At that point it was time to get ready to go on stage.  I don’t think I messed up too many lines.

Day 3… home… coffee… computer.  RIGHT ON LOOK AT ME CHAPTER 21…

The Internets suggest there are siginificant things happening in Chapter 21 of “Le Petit Prince”… I’ve got a copy of that.   Nothing about RIGHT ON or CHANGE.  “Wuthering Heights”?  Nope.

Am I going go brute force my way through great works of literature until I solve this bloody thing?   You betcha!

In the middle of a binge reading of Jane Austen chapter 21s comes an interesting prospect.  BRIGHTON!  Lots of visits to BRIGHTON in Jane Austen and if 34 is EMBOGS then there could be a BRIGHTON here.

Back to the only way to read great literature, snippets brought up by Google searches.  LOOK AT ME BRIGHTON CHANGE…

“Brighton Rock”.  LOOK AT ME I NEVER CHANGED IT’S LIKE THOSE STICKS OF ROCK. (funny note, at 37, I had SNUFFS as the misprint instead of STIFFS and was looking at a bit of the message that read SU?CK??F – which looks like it could lead to all sorts of prurient possibilities).

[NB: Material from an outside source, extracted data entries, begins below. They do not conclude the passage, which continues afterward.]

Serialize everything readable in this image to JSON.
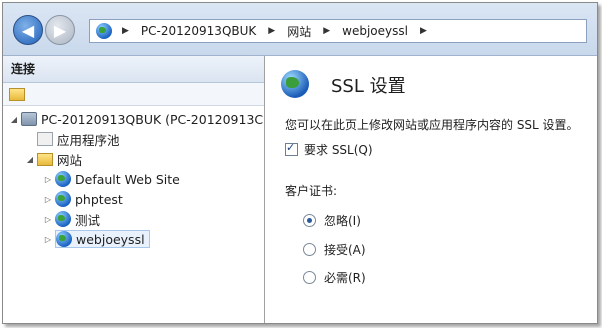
{
  "breadcrumb": [
    "PC-20120913QBUK",
    "网站",
    "webjoeyssl"
  ],
  "left": {
    "header": "连接",
    "tree": [
      {
        "label": "PC-20120913QBUK (PC-20120913C",
        "icon": "computer-icon"
      },
      {
        "label": "应用程序池",
        "icon": "app-pool-icon"
      },
      {
        "label": "网站",
        "icon": "sites-folder-icon"
      },
      {
        "label": "Default Web Site",
        "icon": "globe-icon"
      },
      {
        "label": "phptest",
        "icon": "globe-icon"
      },
      {
        "label": "测试",
        "icon": "globe-icon"
      },
      {
        "label": "webjoeyssl",
        "icon": "globe-icon"
      }
    ]
  },
  "right": {
    "title": "SSL 设置",
    "description": "您可以在此页上修改网站或应用程序内容的 SSL 设置。",
    "require_ssl": "要求 SSL(Q)",
    "client_cert_label": "客户证书:",
    "options": [
      "忽略(I)",
      "接受(A)",
      "必需(R)"
    ],
    "selected_option": "忽略(I)"
  }
}
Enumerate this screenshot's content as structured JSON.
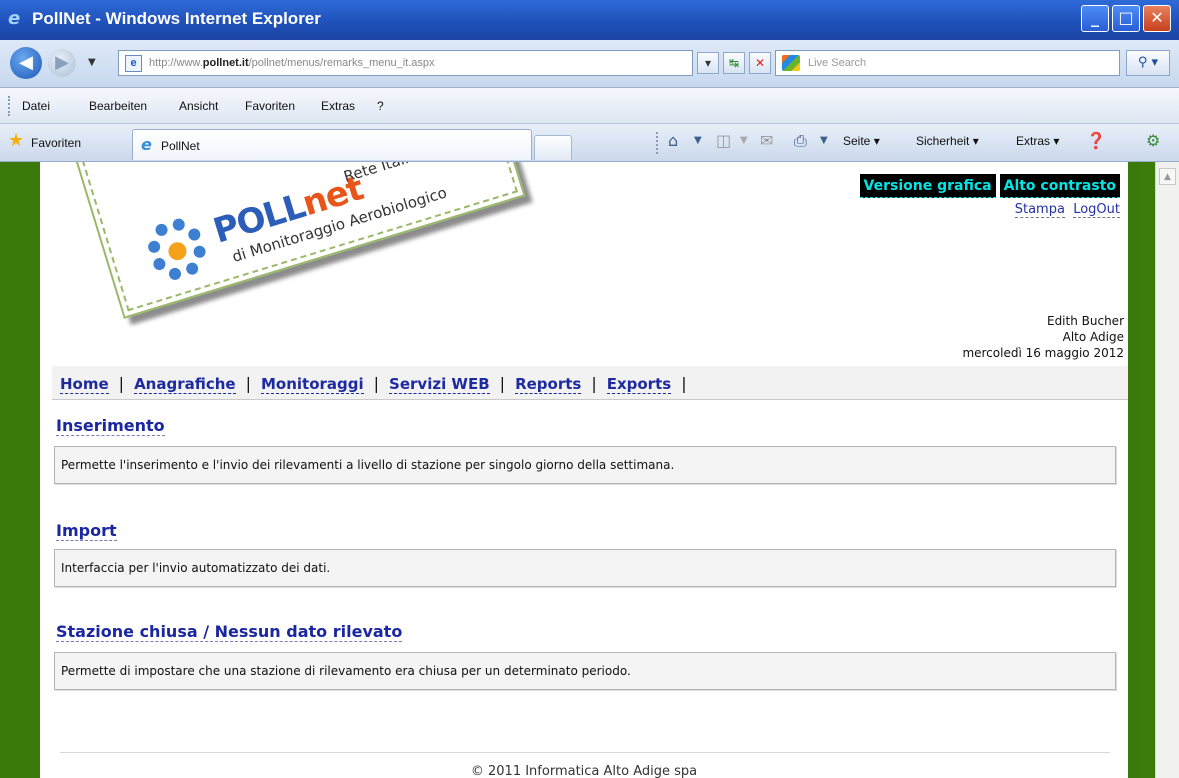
{
  "window": {
    "title": "PollNet - Windows Internet Explorer"
  },
  "address": {
    "url_prefix": "http://www.",
    "url_domain": "pollnet.it",
    "url_path": "/pollnet/menus/remarks_menu_it.aspx",
    "search_placeholder": "Live Search"
  },
  "menubar": {
    "items": [
      "Datei",
      "Bearbeiten",
      "Ansicht",
      "Favoriten",
      "Extras",
      "?"
    ]
  },
  "favbar": {
    "favorites_label": "Favoriten",
    "tab_label": "PollNet",
    "commands": {
      "seite": "Seite",
      "sicherheit": "Sicherheit",
      "extras": "Extras"
    }
  },
  "page": {
    "logo": {
      "name_a": "POLL",
      "name_b": "net",
      "subtitle1": "Rete Italiana",
      "subtitle2": "di Monitoraggio Aerobiologico"
    },
    "contrast": {
      "graphic": "Versione grafica",
      "high": "Alto contrasto"
    },
    "links": {
      "print": "Stampa",
      "logout": "LogOut"
    },
    "user": {
      "name": "Edith Bucher",
      "region": "Alto Adige",
      "date": "mercoledì 16 maggio 2012"
    },
    "nav": [
      "Home",
      "Anagrafiche",
      "Monitoraggi",
      "Servizi WEB",
      "Reports",
      "Exports"
    ],
    "sections": [
      {
        "title": "Inserimento",
        "description": "Permette l'inserimento e l'invio dei rilevamenti a livello di stazione per singolo giorno della settimana."
      },
      {
        "title": "Import",
        "description": "Interfaccia per l'invio automatizzato dei dati."
      },
      {
        "title": "Stazione chiusa / Nessun dato rilevato",
        "description": "Permette di impostare che una stazione di rilevamento era chiusa per un determinato periodo."
      }
    ],
    "footer": "© 2011 Informatica Alto Adige spa"
  },
  "colors": {
    "brand_green": "#3a7a0a",
    "link_blue": "#1e2aa0",
    "contrast_cyan": "#00e5e5"
  }
}
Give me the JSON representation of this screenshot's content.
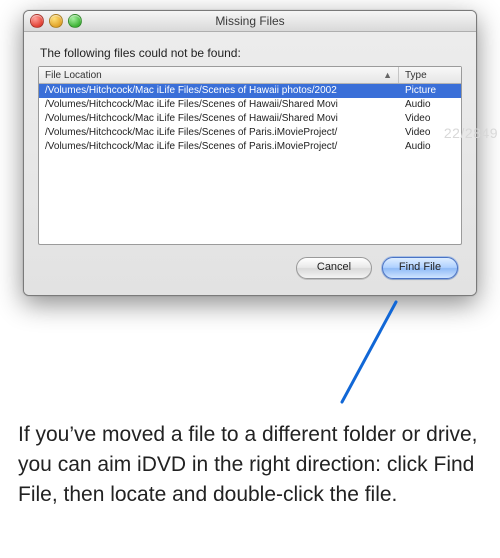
{
  "window": {
    "title": "Missing Files",
    "message": "The following files could not be found:",
    "columns": {
      "location": "File Location",
      "type": "Type"
    },
    "rows": [
      {
        "location": "/Volumes/Hitchcock/Mac iLife Files/Scenes of Hawaii photos/2002",
        "type": "Picture",
        "selected": true
      },
      {
        "location": "/Volumes/Hitchcock/Mac iLife Files/Scenes of Hawaii/Shared Movi",
        "type": "Audio",
        "selected": false
      },
      {
        "location": "/Volumes/Hitchcock/Mac iLife Files/Scenes of Hawaii/Shared Movi",
        "type": "Video",
        "selected": false
      },
      {
        "location": "/Volumes/Hitchcock/Mac iLife Files/Scenes of Paris.iMovieProject/",
        "type": "Video",
        "selected": false
      },
      {
        "location": "/Volumes/Hitchcock/Mac iLife Files/Scenes of Paris.iMovieProject/",
        "type": "Audio",
        "selected": false
      }
    ],
    "buttons": {
      "cancel": "Cancel",
      "find": "Find File"
    }
  },
  "caption": "If you’ve moved a file to a different folder or drive, you can aim iDVD in the right direction: click Find File, then locate and double-click the file.",
  "watermark": "22/2849"
}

Oh great… pick the Graham Greene novel I’ve never read!  And of course the one I was thinking about just a few weeks ago reading of the death of Richard Attenborough!

The main character is PINK-IE (so that is the ID EST’s accounted for).  And BRIGHTON is printed twice on the rock…  In Australia the best known version is made in CASTLEMAINE which can really only fit around the rock once.  So that gives me two BRIGHTONs and a chance to go look after many of the unsolved entries (the main culprits by this point were in the 27-35 area).

There was still a bit of sursolving to do but the end was mercifully in sight.

Wow ‘Eck indeed!  This was a mountain to climb, though I think I managed to sneak there in the end.

2014 tally:  32-0-7

Feel free to tell me that back in my day we didn’t just read online summaries of Jane Austen to find our way to Graham Greene, and see you next week when Dysart brings us Homer?  Eh, what?  Are we going to get Phi by Samuel or Nestor by Kea next?

2 Responses

  1. Thanks George – glad you enjoyed it. I should admit to not being a complete debutant. I’ve been vacillating over a name and have had a couple published as Ron in the Listener (and one as Graves in the Magpie), but I think I’m going to stick with ‘Eck from now on…

  2. Aaaah the return of the Artist Formerly known as Ron, creator of the German children following the pied piper puzzle I really liked from a few years ago. Thanks for looking in!